• Medicus Pharma reported results from a pre-specified expanded Phase 2 analysis of SKNJCT-003 testing its doxorubicin microneedle array for nodular basal cell carcinoma, adding to previously disclosed topline data from broader randomized enrollment.
• Updated review showed a clearer dose-response signal, with higher-dose treatment delivering the strongest overall clearance pattern versus device-only control.

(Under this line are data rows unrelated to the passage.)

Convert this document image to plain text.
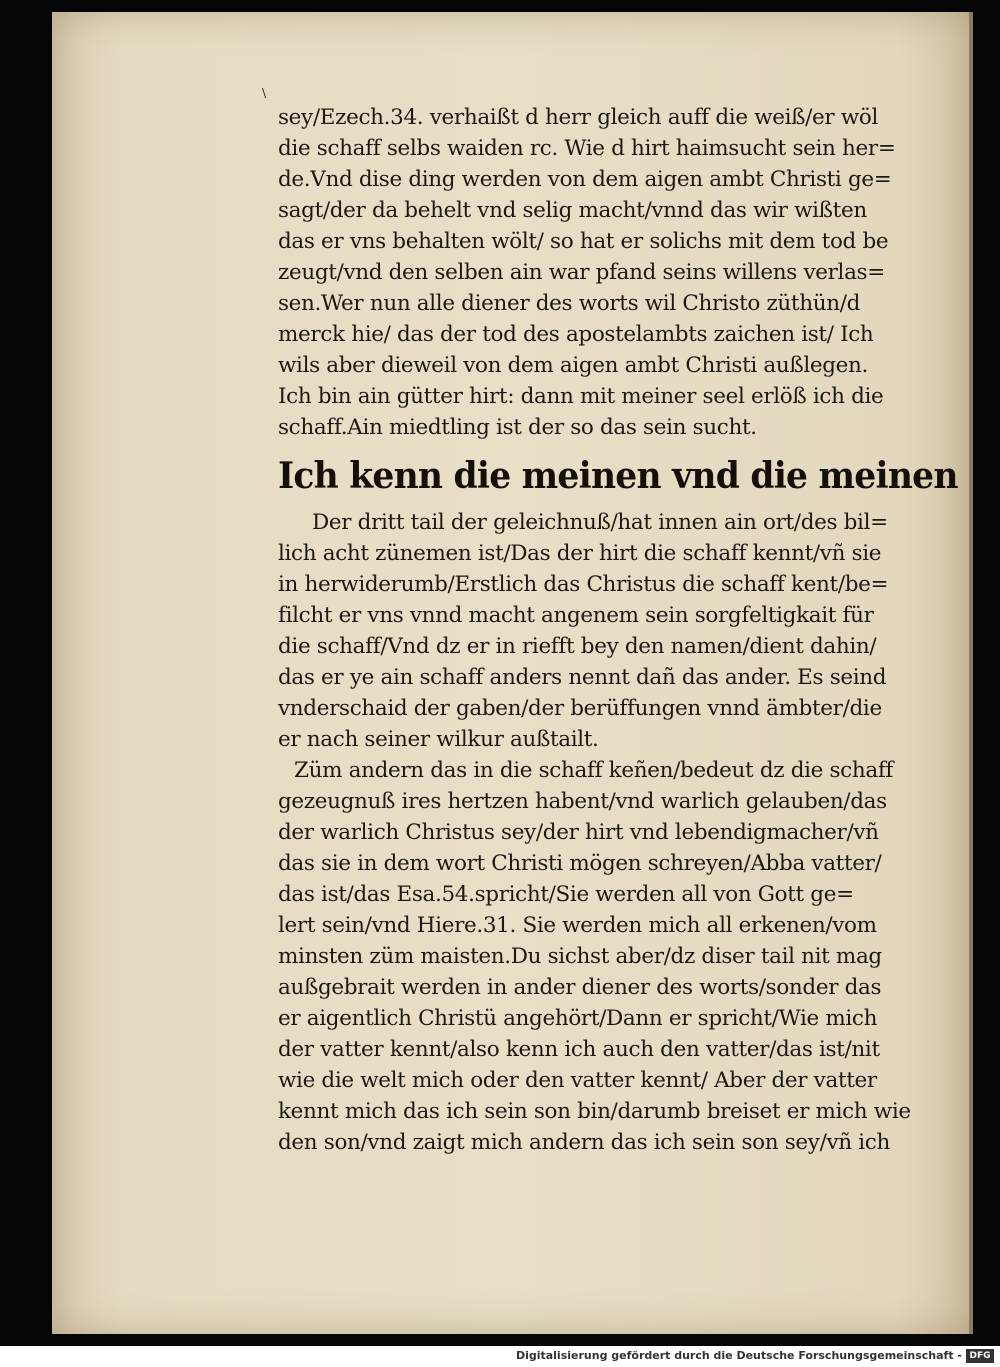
\
sey/Ezech.34. verhaißt d herr gleich auff die weiß/er wöl
die schaff selbs waiden rc. Wie d hirt haimsucht sein her=
de.Vnd dise ding werden von dem aigen ambt Christi ge=
sagt/der da behelt vnd selig macht/vnnd das wir wißten
das er vns behalten wölt/ so hat er solichs mit dem tod be
zeugt/vnd den selben ain war pfand seins willens verlas=
sen.Wer nun alle diener des worts wil Christo züthün/d
merck hie/ das der tod des apostelambts zaichen ist/ Ich
wils aber dieweil von dem aigen ambt Christi außlegen.
Ich bin ain gütter hirt: dann mit meiner seel erlöß ich die
schaff.Ain miedtling ist der so das sein sucht.
Ich kenn die meinen vnd die meinen
Der dritt tail der geleichnuß/hat innen ain ort/des bil=
lich acht zünemen ist/Das der hirt die schaff kennt/vñ sie
in herwiderumb/Erstlich das Christus die schaff kent/be=
filcht er vns vnnd macht angenem sein sorgfeltigkait für
die schaff/Vnd dz er in riefft bey den namen/dient dahin/
das er ye ain schaff anders nennt dañ das ander. Es seind
vnderschaid der gaben/der berüffungen vnnd ämbter/die
er nach seiner wilkur außtailt.
Züm andern das in die schaff keñen/bedeut dz die schaff
gezeugnuß ires hertzen habent/vnd warlich gelauben/das
der warlich Christus sey/der hirt vnd lebendigmacher/vñ
das sie in dem wort Christi mögen schreyen/Abba vatter/
das ist/das Esa.54.spricht/Sie werden all von Gott ge=
lert sein/vnd Hiere.31. Sie werden mich all erkenen/vom
minsten züm maisten.Du sichst aber/dz diser tail nit mag
außgebrait werden in ander diener des worts/sonder das
er aigentlich Christü angehört/Dann er spricht/Wie mich
der vatter kennt/also kenn ich auch den vatter/das ist/nit
wie die welt mich oder den vatter kennt/ Aber der vatter
kennt mich das ich sein son bin/darumb breiset er mich wie
den son/vnd zaigt mich andern das ich sein son sey/vñ ich
Digitalisierung gefördert durch die Deutsche Forschungsgemeinschaft - DFG
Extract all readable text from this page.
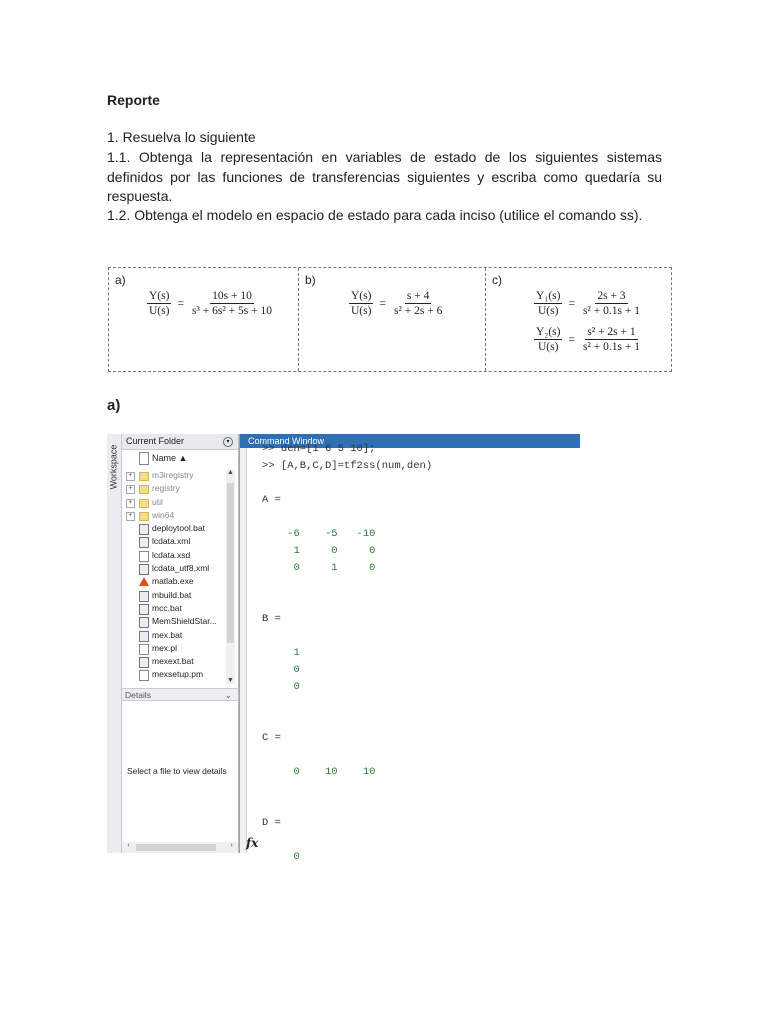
Reporte
1. Resuelva lo siguiente
1.1. Obtenga la representación en variables de estado de los siguientes sistemas definidos por las funciones de transferencias siguientes y escriba como quedaría su respuesta.
1.2. Obtenga el modelo en espacio de estado para cada inciso (utilice el comando ss).
a)
$\frac{Y(s)}{U(s)} = \frac{10s + 10}{\text{s³ + 6s² + 5s + 10}}$
b)
$\frac{Y(s)}{U(s)} = \frac{s + 4}{\text{s² + 2s + 6}}$
c)
$\frac{\text{Y₁(s)}}{U(s)} = \frac{2s + 3}{\text{s² + 0.1s + 1}}$
$\frac{\text{Y₂(s)}}{U(s)} = \frac{\text{s² + 2s + 1}}{\text{s² + 0.1s + 1}}$
a)
Workspace
Current Folder	▾
Name ▲
+ m3iregistry
+ registry
+ util
+ win64
deploytool.bat
lcdata.xml
lcdata.xsd
lcdata_utf8.xml
matlab.exe
mbuild.bat
mcc.bat
MemShieldStar...
mex.bat
mex.pl
mexext.bat
mexsetup.pm
▲
▼
Details	⌄
Select a file to view details
‹	›
Command Window
>> den=[1 6 5 10];
>> [A,B,C,D]=tf2ss(num,den)
A =
-6    -5   -10
1     0     0
0     1     0
B =
1
0
0
C =
0    10    10
D =
0
fx
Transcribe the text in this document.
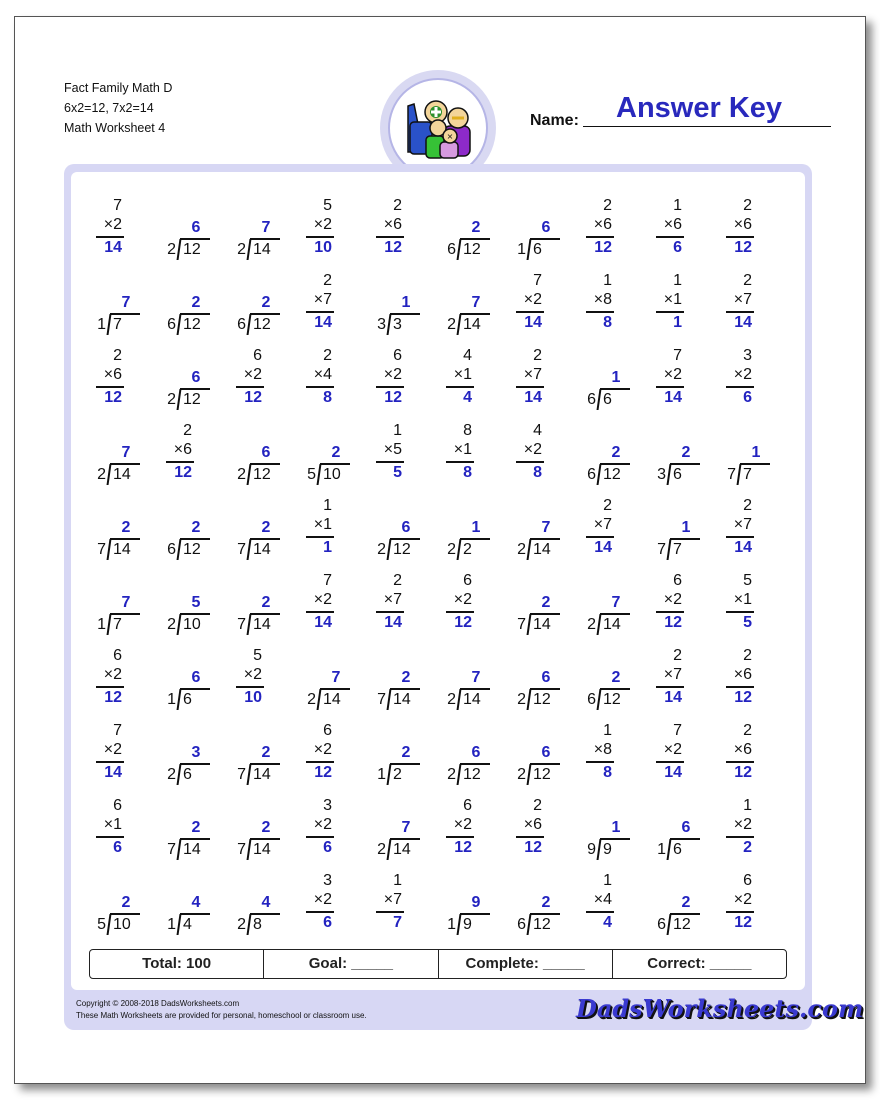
Fact Family Math D
6x2=12, 7x2=14
Math Worksheet 4
×
Name: Answer Key
7
×2
14
6
2 12
7
2 14
5
×2
10
2
×6
12
2
6 12
6
1 6
2
×6
12
1
×6
6
2
×6
12
7
1 7
2
6 12
2
6 12
2
×7
14
1
3 3
7
2 14
7
×2
14
1
×8
8
1
×1
1
2
×7
14
2
×6
12
6
2 12
6
×2
12
2
×4
8
6
×2
12
4
×1
4
2
×7
14
1
6 6
7
×2
14
3
×2
6
7
2 14
2
×6
12
6
2 12
2
5 10
1
×5
5
8
×1
8
4
×2
8
2
6 12
2
3 6
1
7 7
2
7 14
2
6 12
2
7 14
1
×1
1
6
2 12
1
2 2
7
2 14
2
×7
14
1
7 7
2
×7
14
7
1 7
5
2 10
2
7 14
7
×2
14
2
×7
14
6
×2
12
2
7 14
7
2 14
6
×2
12
5
×1
5
6
×2
12
6
1 6
5
×2
10
7
2 14
2
7 14
7
2 14
6
2 12
2
6 12
2
×7
14
2
×6
12
7
×2
14
3
2 6
2
7 14
6
×2
12
2
1 2
6
2 12
6
2 12
1
×8
8
7
×2
14
2
×6
12
6
×1
6
2
7 14
2
7 14
3
×2
6
7
2 14
6
×2
12
2
×6
12
1
9 9
6
1 6
1
×2
2
2
5 10
4
1 4
4
2 8
3
×2
6
1
×7
7
9
1 9
2
6 12
1
×4
4
2
6 12
6
×2
12
Total: 100	Goal: _____	Complete: _____	Correct: _____
Copyright © 2008-2018 DadsWorksheets.com
These Math Worksheets are provided for personal, homeschool or classroom use.	DadsWorksheets.com
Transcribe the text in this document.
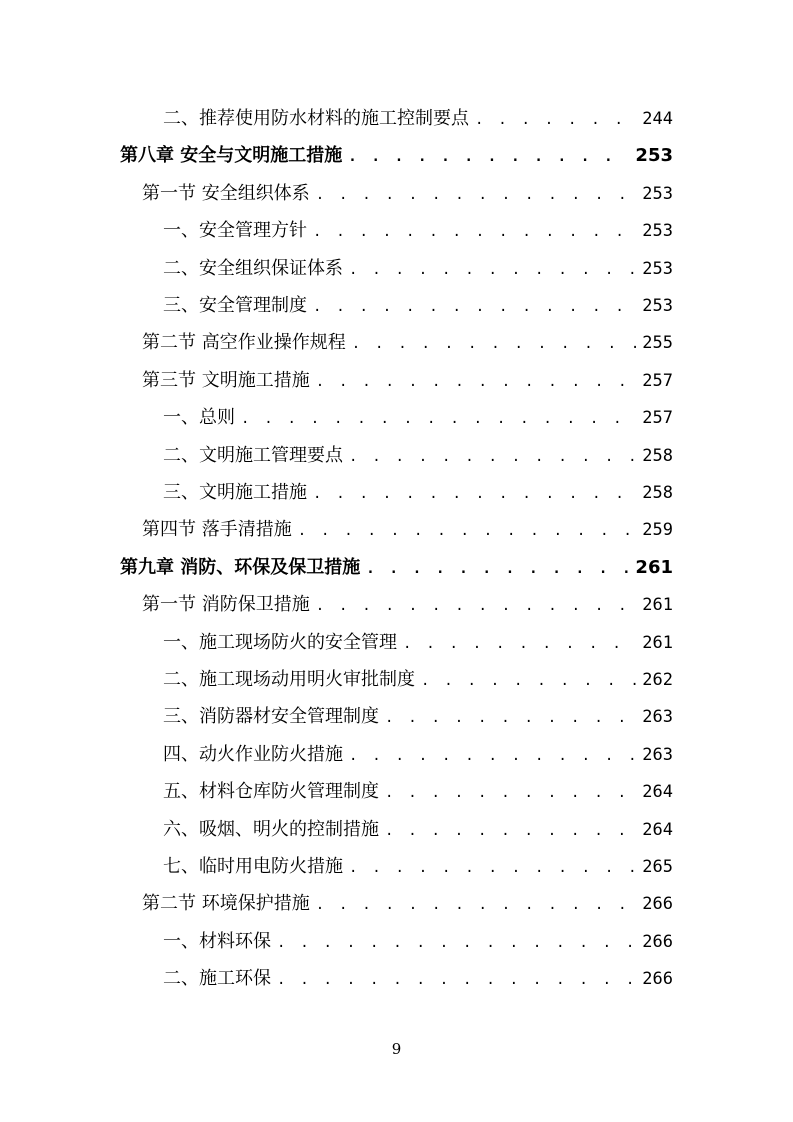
二、推荐使用防水材料的施工控制要点 . . .	244
第八章 安全与文明施工措施 . . .	253
第一节 安全组织体系 . . .	253
一、安全管理方针 . . .	253
二、安全组织保证体系 . . .	253
三、安全管理制度 . . .	253
第二节 高空作业操作规程 . . .	255
第三节 文明施工措施 . . .	257
一、总则 . . .	257
二、文明施工管理要点 . . .	258
三、文明施工措施 . . .	258
第四节 落手清措施 . . .	259
第九章 消防、环保及保卫措施 . . .	261
第一节 消防保卫措施 . . .	261
一、施工现场防火的安全管理 . . .	261
二、施工现场动用明火审批制度 . . .	262
三、消防器材安全管理制度 . . .	263
四、动火作业防火措施 . . .	263
五、材料仓库防火管理制度 . . .	264
六、吸烟、明火的控制措施 . . .	264
七、临时用电防火措施 . . .	265
第二节 环境保护措施 . . .	266
一、材料环保 . . .	266
二、施工环保 . . .	266
9
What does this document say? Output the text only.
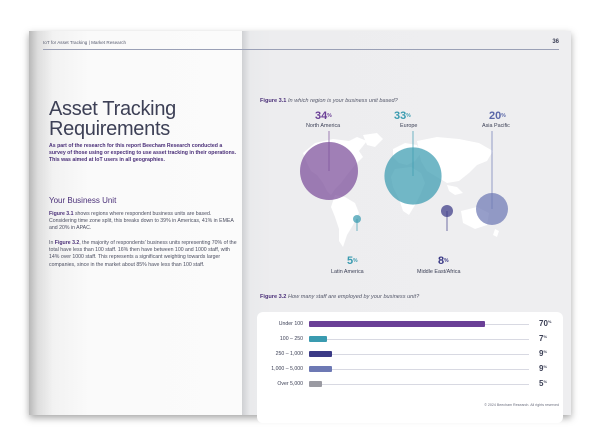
IoT for Asset Tracking | Market Research
Asset Tracking
Requirements
As part of the research for this report Beecham Research conducted a survey of those using or expecting to use asset tracking in their operations. This was aimed at IoT users in all geographies.
Your Business Unit
Figure 3.1 shows regions where respondent business units are based. Considering time zone split, this breaks down to 39% in Americas, 41% in EMEA and 20% in APAC.
In Figure 3.2, the majority of respondents' business units representing 70% of the total have less than 100 staff. 16% then have between 100 and 1000 staff, with 14% over 1000 staff. This represents a significant weighting towards larger companies, since in the market about 85% have less than 100 staff.
36
Figure 3.1 In which region is your business unit based?
34%
North America
33%
Europe
20%
Asia Pacific
5%
Latin America
8%
Middle East/Africa
Figure 3.2 How many staff are employed by your business unit?
Under 100	70%
100 – 250	7%
250 – 1,000	9%
1,000 – 5,000	9%
Over 5,000	5%
© 2024 Beecham Research. All rights reserved
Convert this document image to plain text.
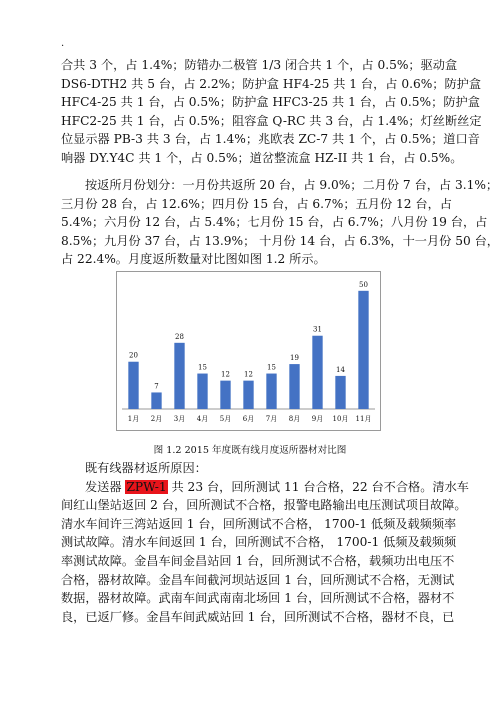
.
合共 3 个，占 1.4%；防错办二极管 1/3 闭合共 1 个，占 0.5%；驱动盒
DS6-DTH2 共 5 台，占 2.2%；防护盒 HF4-25 共 1 台，占 0.6%；防护盒
HFC4-25 共 1 台，占 0.5%；防护盒 HFC3-25 共 1 台，占 0.5%；防护盒
HFC2-25 共 1 台，占 0.5%；阻容盒 Q-RC 共 3 台，占 1.4%；灯丝断丝定
位显示器 PB-3 共 3 台，占 1.4%；兆欧表 ZC-7 共 1 个，占 0.5%；道口音
响器 DY.Y4C 共 1 个，占 0.5%；道岔整流盒 HZ-II 共 1 台，占 0.5%。
按返所月份划分：一月份共返所 20 台，占 9.0%；二月份 7 台，占 3.1%；
三月份 28 台，占 12.6%；四月份 15 台，占 6.7%；五月份 12 台，占
5.4%；六月份 12 台，占 5.4%；七月份 15 台，占 6.7%；八月份 19 台，占
8.5%；九月份 37 台，占 13.9%； 十月份 14 台，占 6.3%，十一月份 50 台，
占 22.4%。月度返所数量对比图如图 1.2 所示。
20
1月
7
2月
28
3月
15
4月
12
5月
12
6月
15
7月
19
8月
31
9月
14
10月
50
11月
图 1.2 2015 年度既有线月度返所器材对比图
既有线器材返所原因：
发送器 ZPW-1 共 23 台，回所测试 11 台合格，22 台不合格。清水车
间红山堡站返回 2 台，回所测试不合格，报警电路输出电压测试项目故障。
清水车间许三湾站返回 1 台，回所测试不合格， 1700-1 低频及载频频率
测试故障。清水车间返回 1 台，回所测试不合格， 1700-1 低频及载频频
率测试故障。金昌车间金昌站回 1 台，回所测试不合格，载频功出电压不
合格，器材故障。金昌车间截河坝站返回 1 台，回所测试不合格，无测试
数据，器材故障。武南车间武南南北场回 1 台，回所测试不合格，器材不
良，已返厂修。金昌车间武威站回 1 台，回所测试不合格，器材不良，已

• Separation versus control strengthened over follow-up, supporting a drug-driven effect rather than a short-lived device response.
• Safety profile remained favorable, with no drug-related serious adverse events reported and no signs of systemic doxorubicin toxicity.
• Dataset is being positioned to support end-of-Phase 2 talks with FDA on a registration path, including selection of dose and target patient population.

Disclaimer: This news brief was created by Public Technologies (PUBT) using generative artificial intelligence. While PUBT strives to provide accurate and timely information, this AI-generated content is for informational purposes only and should not be interpreted as financial, investment, or legal advice. Medicus Pharma Ltd. published the original content used to generate this news brief via GlobeNewswire (Ref. ID: 202605060730PRIMZONEFULLFEED9713462) on May 06, 2026, and is solely responsible for the information contained therein.